When Classes Leak Into Ruby Contracts
Sometimes Ruby APIs document non-Rubyesque expectations that artificially separate "classes" and "objects", a la Java. I'd like to give you a few examples to depict what I mean, and explain why that's artificial later.
First example, the Rack specification says that
A Rack application is an Ruby object (not a class) that responds to call.
That's not very idiomatic, why classes are banned? A Ruby programmer would expect this shorter contract:
A Rack application is an Ruby object that responds to call.
That's it, the nature of the object is irrelevant to Rack, the only thing that matters is that the object responds to call (with such and such signature).
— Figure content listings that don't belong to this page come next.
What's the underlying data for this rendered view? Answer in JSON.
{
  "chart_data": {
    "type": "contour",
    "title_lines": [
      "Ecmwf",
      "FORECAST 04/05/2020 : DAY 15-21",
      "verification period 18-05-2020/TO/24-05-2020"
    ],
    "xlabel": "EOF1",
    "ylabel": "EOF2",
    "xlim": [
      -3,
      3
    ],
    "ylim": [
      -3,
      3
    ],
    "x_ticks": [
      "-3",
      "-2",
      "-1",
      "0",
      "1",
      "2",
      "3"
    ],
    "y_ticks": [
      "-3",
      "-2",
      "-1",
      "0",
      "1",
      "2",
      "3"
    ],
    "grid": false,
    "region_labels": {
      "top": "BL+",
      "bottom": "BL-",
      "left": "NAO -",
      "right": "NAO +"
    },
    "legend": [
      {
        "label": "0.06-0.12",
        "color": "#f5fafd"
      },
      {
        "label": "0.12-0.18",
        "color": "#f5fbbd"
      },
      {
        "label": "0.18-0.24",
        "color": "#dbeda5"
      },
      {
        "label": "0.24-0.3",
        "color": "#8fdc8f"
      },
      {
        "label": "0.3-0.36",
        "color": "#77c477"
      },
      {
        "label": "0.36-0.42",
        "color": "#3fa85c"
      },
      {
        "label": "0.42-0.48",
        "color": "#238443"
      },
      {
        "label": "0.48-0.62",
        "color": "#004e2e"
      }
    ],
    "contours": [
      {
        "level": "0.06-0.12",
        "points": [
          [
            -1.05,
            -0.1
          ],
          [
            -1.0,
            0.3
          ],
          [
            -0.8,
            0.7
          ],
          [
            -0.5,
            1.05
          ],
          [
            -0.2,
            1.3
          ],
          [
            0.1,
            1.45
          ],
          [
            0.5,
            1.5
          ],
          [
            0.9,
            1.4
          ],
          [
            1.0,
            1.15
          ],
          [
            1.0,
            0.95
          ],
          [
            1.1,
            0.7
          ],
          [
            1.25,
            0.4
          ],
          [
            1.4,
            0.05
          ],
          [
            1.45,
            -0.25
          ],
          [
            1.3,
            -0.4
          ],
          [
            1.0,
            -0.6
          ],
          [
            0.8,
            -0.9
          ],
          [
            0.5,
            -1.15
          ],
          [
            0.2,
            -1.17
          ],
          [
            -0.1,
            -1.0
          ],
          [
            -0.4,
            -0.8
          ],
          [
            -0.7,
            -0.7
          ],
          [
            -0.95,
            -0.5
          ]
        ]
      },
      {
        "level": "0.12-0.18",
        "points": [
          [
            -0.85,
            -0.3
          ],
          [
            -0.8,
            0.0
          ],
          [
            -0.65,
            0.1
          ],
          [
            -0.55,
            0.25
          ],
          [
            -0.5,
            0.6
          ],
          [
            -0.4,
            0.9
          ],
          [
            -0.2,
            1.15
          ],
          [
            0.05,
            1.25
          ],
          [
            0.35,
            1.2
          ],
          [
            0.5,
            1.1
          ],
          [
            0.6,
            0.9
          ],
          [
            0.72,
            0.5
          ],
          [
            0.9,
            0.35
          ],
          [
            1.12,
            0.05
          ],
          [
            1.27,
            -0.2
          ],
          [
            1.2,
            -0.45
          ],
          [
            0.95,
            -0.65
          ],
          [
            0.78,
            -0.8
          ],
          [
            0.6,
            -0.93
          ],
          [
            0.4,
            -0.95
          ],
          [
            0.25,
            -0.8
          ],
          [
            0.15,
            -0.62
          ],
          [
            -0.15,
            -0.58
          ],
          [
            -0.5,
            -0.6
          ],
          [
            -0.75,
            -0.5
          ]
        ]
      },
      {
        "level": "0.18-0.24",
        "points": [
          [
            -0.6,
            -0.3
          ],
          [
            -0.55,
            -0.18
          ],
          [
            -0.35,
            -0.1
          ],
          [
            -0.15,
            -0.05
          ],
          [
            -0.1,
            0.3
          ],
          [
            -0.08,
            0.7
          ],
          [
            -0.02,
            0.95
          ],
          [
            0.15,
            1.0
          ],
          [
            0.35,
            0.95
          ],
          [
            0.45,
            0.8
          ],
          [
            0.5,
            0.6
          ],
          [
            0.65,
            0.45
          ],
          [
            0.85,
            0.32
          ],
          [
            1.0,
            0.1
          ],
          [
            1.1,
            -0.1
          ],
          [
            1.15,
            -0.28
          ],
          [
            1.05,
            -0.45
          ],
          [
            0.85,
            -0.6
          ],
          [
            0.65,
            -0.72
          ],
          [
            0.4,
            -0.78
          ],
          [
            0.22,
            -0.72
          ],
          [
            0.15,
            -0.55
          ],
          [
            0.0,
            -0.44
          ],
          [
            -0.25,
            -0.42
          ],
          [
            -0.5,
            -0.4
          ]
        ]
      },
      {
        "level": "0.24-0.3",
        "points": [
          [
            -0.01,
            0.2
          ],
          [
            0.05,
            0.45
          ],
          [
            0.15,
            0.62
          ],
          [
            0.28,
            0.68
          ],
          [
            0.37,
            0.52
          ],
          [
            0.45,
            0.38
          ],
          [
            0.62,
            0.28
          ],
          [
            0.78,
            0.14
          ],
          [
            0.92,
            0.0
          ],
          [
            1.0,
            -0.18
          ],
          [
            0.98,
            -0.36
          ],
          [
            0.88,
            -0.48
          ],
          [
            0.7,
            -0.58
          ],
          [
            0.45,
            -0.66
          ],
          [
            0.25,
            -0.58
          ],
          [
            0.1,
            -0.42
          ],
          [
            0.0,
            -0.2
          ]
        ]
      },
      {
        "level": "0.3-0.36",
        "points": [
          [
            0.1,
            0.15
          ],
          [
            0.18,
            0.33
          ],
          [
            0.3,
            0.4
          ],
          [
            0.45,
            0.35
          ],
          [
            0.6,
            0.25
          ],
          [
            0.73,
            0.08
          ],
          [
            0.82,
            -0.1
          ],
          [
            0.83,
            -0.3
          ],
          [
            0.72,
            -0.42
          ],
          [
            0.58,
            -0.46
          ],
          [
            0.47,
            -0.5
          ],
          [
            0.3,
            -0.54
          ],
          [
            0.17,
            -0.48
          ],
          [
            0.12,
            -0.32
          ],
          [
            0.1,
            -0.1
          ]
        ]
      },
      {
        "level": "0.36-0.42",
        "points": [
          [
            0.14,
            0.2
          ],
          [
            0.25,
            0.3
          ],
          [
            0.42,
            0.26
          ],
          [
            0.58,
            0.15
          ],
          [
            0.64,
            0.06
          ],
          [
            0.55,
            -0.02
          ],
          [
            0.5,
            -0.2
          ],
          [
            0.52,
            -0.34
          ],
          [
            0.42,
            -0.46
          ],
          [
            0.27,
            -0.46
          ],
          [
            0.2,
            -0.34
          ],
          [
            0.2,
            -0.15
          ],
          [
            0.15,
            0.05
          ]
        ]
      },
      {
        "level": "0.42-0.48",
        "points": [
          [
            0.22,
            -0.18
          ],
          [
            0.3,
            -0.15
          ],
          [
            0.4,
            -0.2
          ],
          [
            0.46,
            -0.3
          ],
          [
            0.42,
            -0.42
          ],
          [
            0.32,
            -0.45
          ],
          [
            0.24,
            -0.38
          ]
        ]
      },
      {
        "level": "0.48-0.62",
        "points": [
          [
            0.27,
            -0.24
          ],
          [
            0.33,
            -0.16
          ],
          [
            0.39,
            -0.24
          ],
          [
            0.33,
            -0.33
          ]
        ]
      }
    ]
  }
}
Indeed a class that responds to call is a perfectly valid Rack application. The implementation is Rubyesque, but the wording in the docs is not.
Another example taken from the chapter on routing of O'Reilly's Rails 3 in a Nutshell:
Constraints may either be specified as a hash, a class implementing a matches? class method, or a class that responds to a call method, such as a Proc object.
The suspicious bit in that contract is "a class implementing a matches? class method". Indeed there's no requirement in the routing system that you pass a class. All it matters is that you pass any object that responds to matches?, see:
constraint.respond_to?(:matches?) && !constraint.matches?(req)
That's idiomatic Ruby, where the interface is the only thing that matters, classes are irrelevant.
Classes Are Ordinary Objects
Technically in Ruby there are no "class methods" as opposed to "instance methods". Ruby only has instance methods. Let me summarize how this works.
If you define a Person class having a name instance method, instances of Person respond to name. No surprises here. But individual person instances can respond to more stuff:
def person.custom_method ... end
In the example above, the object stored in the person variable also responds to custom_method. Such a method targeted to a particular instance is called a singleton method. You can for example build simple mocks this way:
o = Object.new def o.name "John" end # Now pass o to code that expects anything responding to #name.
And you can also override methods defined in the class of the object.
In Ruby classes are objects. When you write Person, that's an ordinary constant. Totally ordinary. It is the same kind of ordinary constant as
X = 1
No difference. You can think of
class Person end
as being equivalent to
Person = Class.new
The Ruby interpreter then processes the class definition body, but as far as the constant is concerned that's it. In fact, if you have an anonymous class and assign it to a constant later, then it gets its name automatically after the constant's name.
So, this is a key point, the Person constant is ordinary, it happens to evaluate to a class object, the same way X above evaluates to an integer. And here is when Ruby deviates from other OO languages: classes are ordinary objects also, objects of type Class:
klass = Person person = klass.new
That works because Person just evaluates to a class object, and as with any other object you can store classes in variables and pass them around, and that object responds to the new method, the same way person responds to name. Why? Because klass is an object of the class Class, which defines new among its instance methods. Simple and elegant.
So at this point you need to forget a bit mental schemas coming from other languages and open your mind to accept the derivations of this particular OO model.
Since classes are ordinary objects, you can also define singleton methods on them, the same way we did with person before. Do you recognize now this idiom?
class Person def self.find_by_name(name) ... end end
In the body of a class self is the class object in scope, and so that is just defining a singleton method on it.
All classes are instances of Class, a "class method" is any method a class responds to, which may come from Class, or be defined for particular classes, that is, singleton methods.
Class Methods, Fine
I am fine with the term "class method" in Ruby as long as we know what we are talking about. Technically Ruby has no such things, everything are instance methods, but you can take "class method" as short for "an instance method of the class object". Depending on their intended usage, class methods are also referred to as "macros", also a convenient term, think has_many in Active Record.
But even if you can talk about "class methods" in that sense, you rarely need to tell classes from non-classes in API contracts based on interfaces.